The National Youth Authority (NYA) CEO, Osman Abdulai Ayariga, has warned that the African Continental Free Trade Area (AfCFTA) could fall short of its promise if it is implemented as a goods-only agreement that ignores the mobility and protection of Africa’s youthful talent.
Delivering a keynote address at the Africa Prosperity Dialogues on the theme, “Africa Without Borders: Youth, Creativity, and Power in an Integrated Africa,” Mr. Ayariga stressed that Africa’s integration agenda must prioritise young people, creativity, and services.
While AfCFTA has created a single market of over 1.4 billion people with a combined economic output exceeding US$3 trillion, Mr. Ayariga said markets are ultimately built by people, not goods alone.

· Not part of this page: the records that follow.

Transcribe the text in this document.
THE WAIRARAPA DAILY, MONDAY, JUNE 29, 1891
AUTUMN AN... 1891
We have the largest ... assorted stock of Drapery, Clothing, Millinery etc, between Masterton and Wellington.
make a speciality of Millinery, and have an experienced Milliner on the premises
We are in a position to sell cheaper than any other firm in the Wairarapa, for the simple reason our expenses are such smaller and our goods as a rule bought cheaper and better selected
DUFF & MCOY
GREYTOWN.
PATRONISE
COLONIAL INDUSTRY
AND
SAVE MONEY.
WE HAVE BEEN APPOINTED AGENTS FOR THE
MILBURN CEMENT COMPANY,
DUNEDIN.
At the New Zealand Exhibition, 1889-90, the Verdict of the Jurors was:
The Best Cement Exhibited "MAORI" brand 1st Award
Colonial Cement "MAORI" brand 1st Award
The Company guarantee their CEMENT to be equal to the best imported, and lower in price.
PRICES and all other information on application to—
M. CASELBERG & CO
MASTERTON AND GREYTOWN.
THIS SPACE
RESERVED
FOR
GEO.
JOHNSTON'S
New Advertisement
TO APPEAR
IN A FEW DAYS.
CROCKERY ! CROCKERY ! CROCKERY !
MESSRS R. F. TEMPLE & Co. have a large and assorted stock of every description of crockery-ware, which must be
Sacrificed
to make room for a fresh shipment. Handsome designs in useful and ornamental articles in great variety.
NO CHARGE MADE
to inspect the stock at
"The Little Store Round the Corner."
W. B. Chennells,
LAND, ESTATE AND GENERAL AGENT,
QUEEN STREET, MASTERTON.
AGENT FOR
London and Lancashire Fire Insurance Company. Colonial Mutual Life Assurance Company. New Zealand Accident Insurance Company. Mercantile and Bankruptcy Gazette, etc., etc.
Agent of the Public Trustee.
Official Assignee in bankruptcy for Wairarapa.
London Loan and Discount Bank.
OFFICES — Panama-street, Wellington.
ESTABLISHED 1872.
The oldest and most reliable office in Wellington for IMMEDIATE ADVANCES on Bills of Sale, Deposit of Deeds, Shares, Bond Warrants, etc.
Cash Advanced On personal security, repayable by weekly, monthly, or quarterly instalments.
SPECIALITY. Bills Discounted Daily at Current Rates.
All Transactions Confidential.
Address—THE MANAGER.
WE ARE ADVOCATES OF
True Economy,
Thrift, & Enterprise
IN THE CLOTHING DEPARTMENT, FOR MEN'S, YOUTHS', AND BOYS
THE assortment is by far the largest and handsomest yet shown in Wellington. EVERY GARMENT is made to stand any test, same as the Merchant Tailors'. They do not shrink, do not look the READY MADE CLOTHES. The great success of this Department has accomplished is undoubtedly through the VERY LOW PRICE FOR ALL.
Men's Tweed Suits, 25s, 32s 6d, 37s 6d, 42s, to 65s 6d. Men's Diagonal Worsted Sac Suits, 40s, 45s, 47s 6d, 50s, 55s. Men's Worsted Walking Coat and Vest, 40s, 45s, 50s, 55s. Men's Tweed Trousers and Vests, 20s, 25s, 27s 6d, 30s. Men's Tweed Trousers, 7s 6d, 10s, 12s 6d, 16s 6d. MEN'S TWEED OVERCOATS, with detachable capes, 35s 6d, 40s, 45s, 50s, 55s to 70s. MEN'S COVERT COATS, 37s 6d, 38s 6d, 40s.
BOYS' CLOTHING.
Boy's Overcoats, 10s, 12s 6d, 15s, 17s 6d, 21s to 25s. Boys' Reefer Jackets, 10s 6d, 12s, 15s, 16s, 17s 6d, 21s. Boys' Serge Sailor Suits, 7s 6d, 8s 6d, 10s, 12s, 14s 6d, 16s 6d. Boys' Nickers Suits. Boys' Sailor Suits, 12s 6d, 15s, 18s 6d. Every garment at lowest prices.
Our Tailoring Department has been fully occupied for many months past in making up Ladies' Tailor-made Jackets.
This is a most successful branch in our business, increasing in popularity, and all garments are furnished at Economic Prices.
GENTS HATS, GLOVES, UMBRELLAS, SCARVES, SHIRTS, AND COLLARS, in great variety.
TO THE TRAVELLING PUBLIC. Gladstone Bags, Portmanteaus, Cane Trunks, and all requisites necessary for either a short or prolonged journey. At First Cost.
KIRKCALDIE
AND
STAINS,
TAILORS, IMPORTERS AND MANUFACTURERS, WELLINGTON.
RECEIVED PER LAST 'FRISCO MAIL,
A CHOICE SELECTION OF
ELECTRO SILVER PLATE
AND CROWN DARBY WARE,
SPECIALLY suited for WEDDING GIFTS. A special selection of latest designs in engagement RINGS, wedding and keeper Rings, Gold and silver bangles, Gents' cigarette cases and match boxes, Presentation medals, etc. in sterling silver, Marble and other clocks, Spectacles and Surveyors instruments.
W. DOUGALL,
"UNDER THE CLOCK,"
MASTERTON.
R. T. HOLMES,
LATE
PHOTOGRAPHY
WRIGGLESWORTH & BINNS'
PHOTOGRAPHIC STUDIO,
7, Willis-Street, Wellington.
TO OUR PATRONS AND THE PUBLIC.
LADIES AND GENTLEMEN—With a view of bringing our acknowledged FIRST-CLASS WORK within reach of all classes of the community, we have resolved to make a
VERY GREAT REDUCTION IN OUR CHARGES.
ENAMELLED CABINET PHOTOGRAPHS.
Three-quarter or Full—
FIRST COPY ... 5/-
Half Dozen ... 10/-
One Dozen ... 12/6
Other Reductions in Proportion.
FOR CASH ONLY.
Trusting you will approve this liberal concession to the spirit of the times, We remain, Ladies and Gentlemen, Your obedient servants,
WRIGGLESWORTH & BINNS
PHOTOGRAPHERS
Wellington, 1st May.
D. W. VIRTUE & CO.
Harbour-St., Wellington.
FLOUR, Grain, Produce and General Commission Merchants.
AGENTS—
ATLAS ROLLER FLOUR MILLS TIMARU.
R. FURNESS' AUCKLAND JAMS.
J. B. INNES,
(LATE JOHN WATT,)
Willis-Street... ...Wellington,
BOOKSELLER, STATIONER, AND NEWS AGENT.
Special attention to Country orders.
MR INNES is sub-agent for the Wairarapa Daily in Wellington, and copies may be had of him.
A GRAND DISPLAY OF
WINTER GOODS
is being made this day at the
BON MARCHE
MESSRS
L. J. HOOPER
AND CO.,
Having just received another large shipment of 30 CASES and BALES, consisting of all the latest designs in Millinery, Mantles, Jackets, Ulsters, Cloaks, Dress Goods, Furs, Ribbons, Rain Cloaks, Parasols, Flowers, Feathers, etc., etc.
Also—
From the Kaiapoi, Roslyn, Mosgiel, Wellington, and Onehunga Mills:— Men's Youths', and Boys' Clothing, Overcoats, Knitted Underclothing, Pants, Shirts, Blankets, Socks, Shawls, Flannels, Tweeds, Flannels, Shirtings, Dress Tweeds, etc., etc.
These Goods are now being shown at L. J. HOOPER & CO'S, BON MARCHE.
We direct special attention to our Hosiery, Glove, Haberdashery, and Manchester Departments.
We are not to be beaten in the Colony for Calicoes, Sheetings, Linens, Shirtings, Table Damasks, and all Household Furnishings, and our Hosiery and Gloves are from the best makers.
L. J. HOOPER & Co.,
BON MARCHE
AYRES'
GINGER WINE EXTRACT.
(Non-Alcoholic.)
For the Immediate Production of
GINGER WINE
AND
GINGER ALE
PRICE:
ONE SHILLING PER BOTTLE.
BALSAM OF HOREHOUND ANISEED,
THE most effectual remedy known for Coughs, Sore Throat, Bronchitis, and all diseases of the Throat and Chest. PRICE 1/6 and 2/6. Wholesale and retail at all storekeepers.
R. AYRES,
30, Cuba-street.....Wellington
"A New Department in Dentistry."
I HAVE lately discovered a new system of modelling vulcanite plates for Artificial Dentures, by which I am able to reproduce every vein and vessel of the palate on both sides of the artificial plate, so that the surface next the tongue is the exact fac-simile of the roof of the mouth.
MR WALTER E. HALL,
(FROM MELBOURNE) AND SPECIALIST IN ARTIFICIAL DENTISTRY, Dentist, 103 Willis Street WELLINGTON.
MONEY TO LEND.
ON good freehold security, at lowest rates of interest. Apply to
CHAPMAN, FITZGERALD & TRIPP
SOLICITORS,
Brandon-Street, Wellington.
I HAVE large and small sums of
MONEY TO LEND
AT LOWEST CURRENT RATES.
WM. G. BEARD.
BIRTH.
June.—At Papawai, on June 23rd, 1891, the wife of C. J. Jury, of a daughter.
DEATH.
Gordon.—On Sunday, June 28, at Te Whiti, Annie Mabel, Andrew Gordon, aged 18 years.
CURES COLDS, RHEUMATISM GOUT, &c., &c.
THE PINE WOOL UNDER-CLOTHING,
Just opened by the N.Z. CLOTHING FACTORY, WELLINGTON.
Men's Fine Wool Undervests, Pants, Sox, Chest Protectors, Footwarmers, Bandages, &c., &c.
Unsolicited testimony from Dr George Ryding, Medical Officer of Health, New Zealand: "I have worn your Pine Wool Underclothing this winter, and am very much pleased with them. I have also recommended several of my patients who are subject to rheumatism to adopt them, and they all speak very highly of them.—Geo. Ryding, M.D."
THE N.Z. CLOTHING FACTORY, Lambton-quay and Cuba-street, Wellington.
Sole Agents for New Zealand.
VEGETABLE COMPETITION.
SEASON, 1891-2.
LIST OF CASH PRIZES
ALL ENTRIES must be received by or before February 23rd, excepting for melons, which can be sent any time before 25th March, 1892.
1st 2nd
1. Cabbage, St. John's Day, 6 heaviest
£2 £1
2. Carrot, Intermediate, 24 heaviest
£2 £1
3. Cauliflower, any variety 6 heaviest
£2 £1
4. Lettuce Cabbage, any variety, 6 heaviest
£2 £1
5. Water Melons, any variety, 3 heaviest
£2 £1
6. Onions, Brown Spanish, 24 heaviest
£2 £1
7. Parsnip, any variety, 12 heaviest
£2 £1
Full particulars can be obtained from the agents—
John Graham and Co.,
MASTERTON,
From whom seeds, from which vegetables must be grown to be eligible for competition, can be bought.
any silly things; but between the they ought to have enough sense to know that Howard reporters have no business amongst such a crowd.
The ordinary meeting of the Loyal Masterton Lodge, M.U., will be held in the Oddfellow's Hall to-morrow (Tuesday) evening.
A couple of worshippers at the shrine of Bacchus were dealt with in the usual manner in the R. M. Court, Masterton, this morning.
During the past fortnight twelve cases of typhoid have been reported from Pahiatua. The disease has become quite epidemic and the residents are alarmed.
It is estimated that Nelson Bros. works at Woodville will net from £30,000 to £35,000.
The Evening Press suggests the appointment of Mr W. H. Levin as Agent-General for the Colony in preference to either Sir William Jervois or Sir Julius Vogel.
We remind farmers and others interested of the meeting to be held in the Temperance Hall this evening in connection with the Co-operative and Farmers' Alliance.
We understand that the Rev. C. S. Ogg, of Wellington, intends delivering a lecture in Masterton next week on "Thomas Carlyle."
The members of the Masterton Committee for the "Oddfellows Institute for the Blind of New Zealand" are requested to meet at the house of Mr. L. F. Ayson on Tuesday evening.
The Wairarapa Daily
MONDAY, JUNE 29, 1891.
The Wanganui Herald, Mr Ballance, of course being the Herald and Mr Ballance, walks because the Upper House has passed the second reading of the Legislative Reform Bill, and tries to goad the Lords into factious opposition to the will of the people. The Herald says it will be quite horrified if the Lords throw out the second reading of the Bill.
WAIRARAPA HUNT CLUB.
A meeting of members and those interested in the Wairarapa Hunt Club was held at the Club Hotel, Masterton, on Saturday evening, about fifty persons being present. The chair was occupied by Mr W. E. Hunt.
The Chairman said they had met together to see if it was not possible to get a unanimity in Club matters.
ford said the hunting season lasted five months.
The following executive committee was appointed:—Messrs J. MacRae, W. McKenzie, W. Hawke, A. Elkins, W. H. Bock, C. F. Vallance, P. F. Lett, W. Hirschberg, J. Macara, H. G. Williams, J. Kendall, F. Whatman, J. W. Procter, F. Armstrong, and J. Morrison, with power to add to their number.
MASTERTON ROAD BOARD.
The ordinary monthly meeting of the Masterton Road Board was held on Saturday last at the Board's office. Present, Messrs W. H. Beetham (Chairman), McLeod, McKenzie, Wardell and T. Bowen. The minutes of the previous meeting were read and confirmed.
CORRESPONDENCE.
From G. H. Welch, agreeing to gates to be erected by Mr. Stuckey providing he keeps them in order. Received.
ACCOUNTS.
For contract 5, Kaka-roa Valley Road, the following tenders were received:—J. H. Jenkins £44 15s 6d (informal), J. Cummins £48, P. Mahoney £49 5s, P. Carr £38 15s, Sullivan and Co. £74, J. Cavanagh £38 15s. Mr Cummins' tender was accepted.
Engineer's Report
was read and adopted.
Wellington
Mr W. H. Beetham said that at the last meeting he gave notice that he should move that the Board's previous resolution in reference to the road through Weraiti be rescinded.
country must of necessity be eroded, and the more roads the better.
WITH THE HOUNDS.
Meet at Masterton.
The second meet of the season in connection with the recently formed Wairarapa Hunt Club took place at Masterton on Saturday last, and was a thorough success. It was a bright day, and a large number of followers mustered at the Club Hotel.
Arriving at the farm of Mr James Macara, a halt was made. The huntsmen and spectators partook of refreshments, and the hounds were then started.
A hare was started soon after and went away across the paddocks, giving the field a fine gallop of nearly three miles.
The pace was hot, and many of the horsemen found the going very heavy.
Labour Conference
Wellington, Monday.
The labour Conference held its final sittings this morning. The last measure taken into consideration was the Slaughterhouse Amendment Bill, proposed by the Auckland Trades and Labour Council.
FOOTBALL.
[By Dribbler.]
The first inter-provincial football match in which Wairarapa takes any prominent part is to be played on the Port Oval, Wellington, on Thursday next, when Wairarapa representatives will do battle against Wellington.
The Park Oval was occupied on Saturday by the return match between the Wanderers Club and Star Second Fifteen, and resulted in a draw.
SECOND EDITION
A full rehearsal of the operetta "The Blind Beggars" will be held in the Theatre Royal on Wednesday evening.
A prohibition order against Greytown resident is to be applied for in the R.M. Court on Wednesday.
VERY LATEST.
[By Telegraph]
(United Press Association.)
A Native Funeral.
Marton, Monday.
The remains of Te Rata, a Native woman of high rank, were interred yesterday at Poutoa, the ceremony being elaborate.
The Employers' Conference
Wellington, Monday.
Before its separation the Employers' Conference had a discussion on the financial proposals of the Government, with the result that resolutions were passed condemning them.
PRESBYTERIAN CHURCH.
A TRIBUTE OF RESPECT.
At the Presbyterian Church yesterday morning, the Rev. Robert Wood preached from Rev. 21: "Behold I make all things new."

“If AfCFTA is implemented as a goods-only agreement, it will structurally fail Africa’s youth,” he warned.
He noted that the fastest-growing segments of the global economy—services, digital production, and the creative industries—are driven by skills, mobility, and innovation. Yet, Africa currently captures less than one per cent of the global creative economy, a gap he attributed to policy failures rather than a lack of talent.
Citing Nigeria’s film industry as an example, Mr. Ayariga said global streaming platforms invested about US$40 million into Nollywood between 2016 and 2022, helping African stories reach international audiences. He emphasised that culture has evolved beyond soft power to become a tool of economic and diplomatic influence.

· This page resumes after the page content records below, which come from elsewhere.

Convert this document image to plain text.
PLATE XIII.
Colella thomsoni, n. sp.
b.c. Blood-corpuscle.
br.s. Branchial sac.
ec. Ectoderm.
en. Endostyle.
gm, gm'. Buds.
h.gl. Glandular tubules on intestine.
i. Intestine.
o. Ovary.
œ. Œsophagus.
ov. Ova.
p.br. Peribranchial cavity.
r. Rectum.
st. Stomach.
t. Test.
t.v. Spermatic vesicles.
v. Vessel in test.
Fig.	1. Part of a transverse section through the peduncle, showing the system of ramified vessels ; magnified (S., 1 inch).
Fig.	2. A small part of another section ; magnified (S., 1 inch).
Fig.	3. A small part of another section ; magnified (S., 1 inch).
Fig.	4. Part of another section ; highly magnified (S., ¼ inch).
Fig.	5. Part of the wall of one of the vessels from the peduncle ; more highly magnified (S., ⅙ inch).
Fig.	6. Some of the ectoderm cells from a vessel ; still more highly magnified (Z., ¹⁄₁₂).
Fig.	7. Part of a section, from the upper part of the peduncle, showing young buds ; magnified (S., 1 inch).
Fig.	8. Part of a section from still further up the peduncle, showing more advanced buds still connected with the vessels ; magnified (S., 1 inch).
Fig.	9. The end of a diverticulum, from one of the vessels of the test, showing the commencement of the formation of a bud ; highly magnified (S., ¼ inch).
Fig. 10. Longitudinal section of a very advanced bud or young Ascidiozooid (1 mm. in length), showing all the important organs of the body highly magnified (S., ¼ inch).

He urged African governments to invest deliberately in cultural diplomacy or risk being defined by others. The NYA CEO also called for urgent political action, including mutual recognition of skills across borders, labour-sensitive mobility frameworks, and a managed free-movement regime that allows Africans to live, work, and create across the continent with dignity.
“Africa’s youth are already borderless in imagination and ambition. Policy is lagging behind reality,” he concluded.